L'utilisation du cache L1 utilise également le cache L2 automatiquement. Le cache L1 est "mémoire uniquement", tandis que le cache L2 écrit les données sur le disque à synchroniser entre plusieurs caches L1. Le cache L2 assure la synchronisation de plusieurs processeurs de messages au sein d'une région et à l'échelle mondiale. Il n'est actuellement pas possible d'activer le cache L1 sans cache L2. Le cache L2 écrit les données sur le disque afin qu'elles puissent être synchronisées avec d'autres processeurs de messages de l'organisation du client. Des instructions détaillées sur l'utilisation du cache sont disponibles sur la page Ajouter la mise en cache et la persistance.

Piste d'audit

Les clients ont la possibilité de consulter la piste d'audit de toutes les activités d'administration effectuées dans leur organisation, y compris l'utilisation de Trace (conformité avec la loi HIPAA: processus de gestion de la sécurité - Examen de l'activité des systèmes d'information). Des instructions détaillées sont disponibles sur cette page et sur la page Utiliser l'outil Trace.
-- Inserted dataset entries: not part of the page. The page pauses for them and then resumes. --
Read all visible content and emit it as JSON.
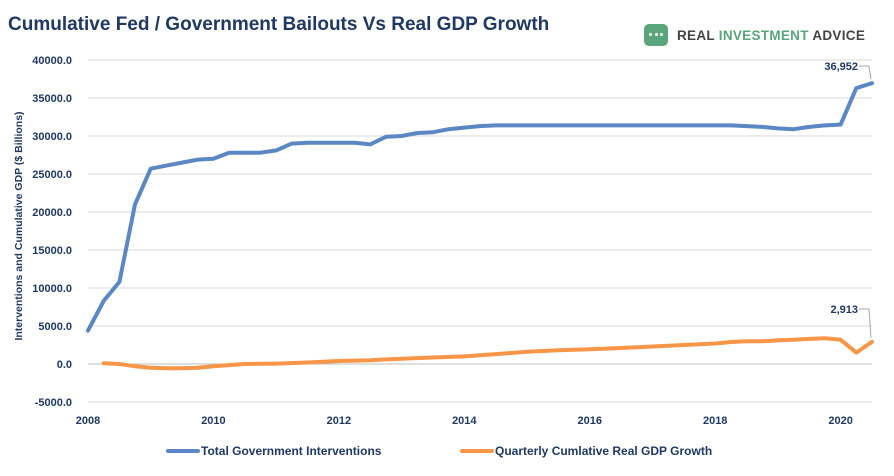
{
  "title": "Cumulative Fed / Government Bailouts Vs Real GDP Growth",
  "logo": {
    "prefix": "REAL ",
    "highlight": "INVESTMENT",
    "suffix": " ADVICE",
    "icon": "logo-mark-icon",
    "color": "#5aa57a"
  },
  "chart_data": {
    "type": "line",
    "title": "Cumulative Fed / Government Bailouts Vs Real GDP Growth",
    "xlabel": "",
    "ylabel": "Interventions and Cumulative GDP ($ Billions)",
    "xlim": [
      2008,
      2020.5
    ],
    "ylim": [
      -5000,
      40000
    ],
    "x_ticks": [
      2008,
      2010,
      2012,
      2014,
      2016,
      2018,
      2020
    ],
    "y_ticks": [
      -5000,
      0,
      5000,
      10000,
      15000,
      20000,
      25000,
      30000,
      35000,
      40000
    ],
    "y_tick_labels": [
      "-5000.0",
      "0.0",
      "5000.0",
      "10000.0",
      "15000.0",
      "20000.0",
      "25000.0",
      "30000.0",
      "35000.0",
      "40000.0"
    ],
    "grid": true,
    "legend": "bottom",
    "series": [
      {
        "name": "Total Government Interventions",
        "color": "#5b88c5",
        "x": [
          2008,
          2008.25,
          2008.5,
          2008.75,
          2009,
          2009.25,
          2009.5,
          2009.75,
          2010,
          2010.25,
          2010.5,
          2010.75,
          2011,
          2011.25,
          2011.5,
          2011.75,
          2012,
          2012.25,
          2012.5,
          2012.75,
          2013,
          2013.25,
          2013.5,
          2013.75,
          2014,
          2014.25,
          2014.5,
          2014.75,
          2015,
          2015.5,
          2016,
          2016.5,
          2017,
          2017.5,
          2018,
          2018.25,
          2018.5,
          2018.75,
          2019,
          2019.25,
          2019.5,
          2019.75,
          2020,
          2020.25,
          2020.5
        ],
        "y": [
          4400,
          8300,
          10800,
          21000,
          25700,
          26100,
          26500,
          26900,
          27000,
          27800,
          27800,
          27800,
          28100,
          29000,
          29100,
          29100,
          29100,
          29100,
          28900,
          29900,
          30000,
          30400,
          30500,
          30900,
          31100,
          31300,
          31400,
          31400,
          31400,
          31400,
          31400,
          31400,
          31400,
          31400,
          31400,
          31400,
          31300,
          31200,
          31000,
          30900,
          31200,
          31400,
          31500,
          36300,
          36952
        ]
      },
      {
        "name": "Quarterly Cumlative Real GDP Growth",
        "color": "#f79646",
        "x": [
          2008.25,
          2008.5,
          2008.75,
          2009,
          2009.25,
          2009.5,
          2009.75,
          2010,
          2010.5,
          2011,
          2011.5,
          2012,
          2012.5,
          2013,
          2013.5,
          2014,
          2014.5,
          2015,
          2015.5,
          2016,
          2016.5,
          2017,
          2017.5,
          2018,
          2018.25,
          2018.5,
          2018.75,
          2019,
          2019.25,
          2019.5,
          2019.75,
          2020,
          2020.25,
          2020.5
        ],
        "y": [
          100,
          0,
          -300,
          -500,
          -550,
          -550,
          -500,
          -300,
          0,
          50,
          200,
          400,
          500,
          700,
          850,
          1000,
          1300,
          1600,
          1800,
          1950,
          2100,
          2300,
          2500,
          2700,
          2900,
          3000,
          3000,
          3100,
          3200,
          3300,
          3400,
          3200,
          1500,
          2913
        ]
      }
    ],
    "annotations": [
      {
        "series": 0,
        "text": "36,952"
      },
      {
        "series": 1,
        "text": "2,913"
      }
    ]
  }
}
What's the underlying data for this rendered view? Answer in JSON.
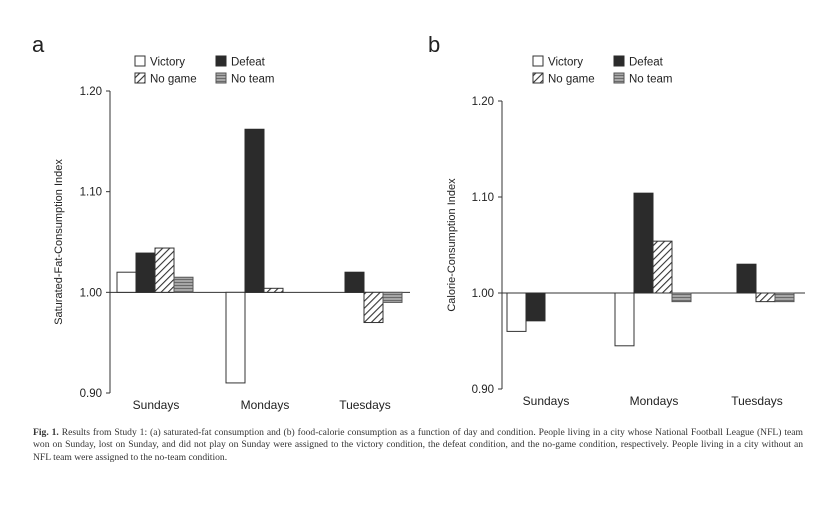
{
  "legend": {
    "victory": "Victory",
    "defeat": "Defeat",
    "no_game": "No game",
    "no_team": "No team"
  },
  "caption": {
    "label": "Fig. 1.",
    "text": "Results from Study 1: (a) saturated-fat consumption and (b) food-calorie consumption as a function of day and condition. People living in a city whose National Football League (NFL) team won on Sunday, lost on Sunday, and did not play on Sunday were assigned to the victory condition, the defeat condition, and the no-game condition, respectively. People living in a city without an NFL team were assigned to the no-team condition."
  },
  "colors": {
    "victory": "#ffffff",
    "defeat": "#2b2b2b",
    "no_game": "hatched",
    "no_team": "#9a9a9a"
  },
  "chart_data": [
    {
      "panel": "a",
      "type": "bar",
      "ylabel": "Saturated-Fat-Consumption Index",
      "xlabel": "",
      "ylim": [
        0.9,
        1.2
      ],
      "baseline": 1.0,
      "yticks": [
        "0.90",
        "1.00",
        "1.10",
        "1.20"
      ],
      "categories": [
        "Sundays",
        "Mondays",
        "Tuesdays"
      ],
      "series": [
        {
          "name": "Victory",
          "values": [
            1.02,
            0.91,
            null
          ]
        },
        {
          "name": "Defeat",
          "values": [
            1.039,
            1.162,
            1.02
          ]
        },
        {
          "name": "No game",
          "values": [
            1.044,
            1.004,
            0.97
          ]
        },
        {
          "name": "No team",
          "values": [
            1.015,
            null,
            0.99
          ]
        }
      ]
    },
    {
      "panel": "b",
      "type": "bar",
      "ylabel": "Calorie-Consumption Index",
      "xlabel": "",
      "ylim": [
        0.9,
        1.2
      ],
      "baseline": 1.0,
      "yticks": [
        "0.90",
        "1.00",
        "1.10",
        "1.20"
      ],
      "categories": [
        "Sundays",
        "Mondays",
        "Tuesdays"
      ],
      "series": [
        {
          "name": "Victory",
          "values": [
            0.96,
            0.945,
            null
          ]
        },
        {
          "name": "Defeat",
          "values": [
            0.971,
            1.104,
            1.03
          ]
        },
        {
          "name": "No game",
          "values": [
            null,
            1.054,
            0.991
          ]
        },
        {
          "name": "No team",
          "values": [
            null,
            0.991,
            0.991
          ]
        }
      ]
    }
  ]
}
Exigences relatives aux mots de passe complexes ou SAML

Pour les clients HIPAA, les mots de passe utilisateur sont configurés de façon à répondre à des exigences avancées telles que la longueur, la complexité et la durée de vie. (Conformité avec la loi HIPAA: gestion des mots de passe de sécurité)

Edge propose également l'authentification multifacteur, décrite dans Activer l'authentification à deux facteurs pour votre compte Apigee, et SAML, décrit dans Activer l'authentification SAML pour Edge, en tant qu'alternatives pour les contrôles d'authentification.

Sécurité des points de terminaison

Analyse des points de terminaison

Les clients Edge Cloud sont responsables de l'analyse et du test des points de terminaison de leurs API (parfois appelés "composants d'exécution") dans Edge ( conformité avec la loi HIPAA: sécurité – processus de gestion de la sécurité). Les tests client doivent couvrir les services proxy d'API réels hébergés sur Edge où le trafic des API est envoyé vers Edge avant d'être traité, puis livré au centre de données client. Les tests des ressources partagées, telles que l'interface utilisateur du portail de gestion, ne sont pas approuvés pour les clients individuels (un rapport tiers couvrant les tests des services partagés est disponible sur demande et dans le cadre d'un accord de non-divulgation).

Le test des points de terminaison d'API par les clients est vivement conseillé. Votre contrat avec Apigee n'interdit pas le test des points de terminaison de vos API, mais vous demande de ne pas tester l'interface utilisateur de gestion partagée. Toutefois, si des précisions supplémentaires sont nécessaires, veuillez envoyer une demande d'assistance faisant référence aux tests que vous avez prévus. Nous vous remercions d'en informer Apigee à l'avance afin que nous puissions disposer d'informations sur le trafic de test.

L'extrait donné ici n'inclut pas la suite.